The list goes on: an allegedly faulty ladder bought on Amazon is blamed for a death. Two days after Christmas in 2014, a fire started at a Wyoming home, blamed on holiday lights purchased through the company. Firefighters found a man inside, facedown and unconscious, according to court filings. He died that night. The results of the suits have been mixed: Amazon has settled some cases, and successfully defended itself in others, depending on the circumstances. (The company declined to comment for this article.)
Throughout the cases, Amazon has taken advantage of its unusual legal status as half-platform, half-store. If Home Depot sells a defective bandsaw, the store can be sued alongside the company that made the product. That liability means conventional retailers have to be careful about the products they stock, making sure every item on store shelves has passed at least the most basic product safety requirements. States have passed different versions of product liability laws, but they all put the burden of fault on more than just the original manufacturer.

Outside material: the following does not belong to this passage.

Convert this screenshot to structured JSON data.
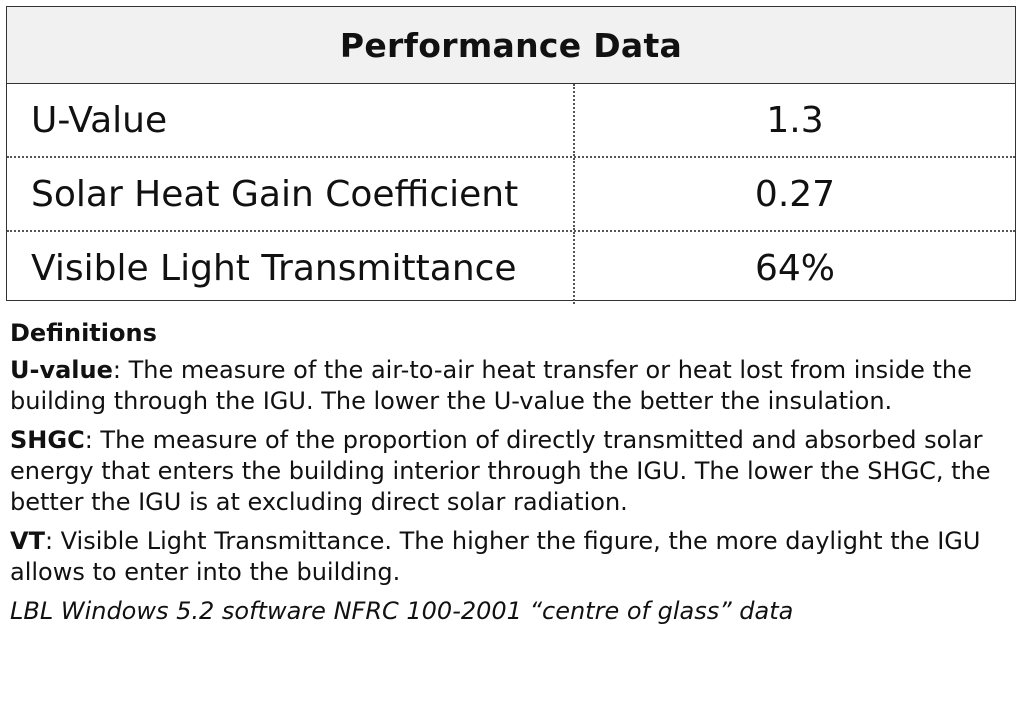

But Amazon is more complex: it acts as a direct seller of products, while also providing a platform, called Marketplace, for third parties to sell their products. Tightly integrated into Amazon’s own sales, Marketplace products are often cheaper for consumers, less controlled, and sometimes less reliable than other products — and because Amazon is usually seen as a platform for those sales rather than a seller, the company has far less liability for anything that goes wrong. But because the Marketplace is so intertwined with Amazon’s main “retail” store, it’s easy for customers to miss the difference.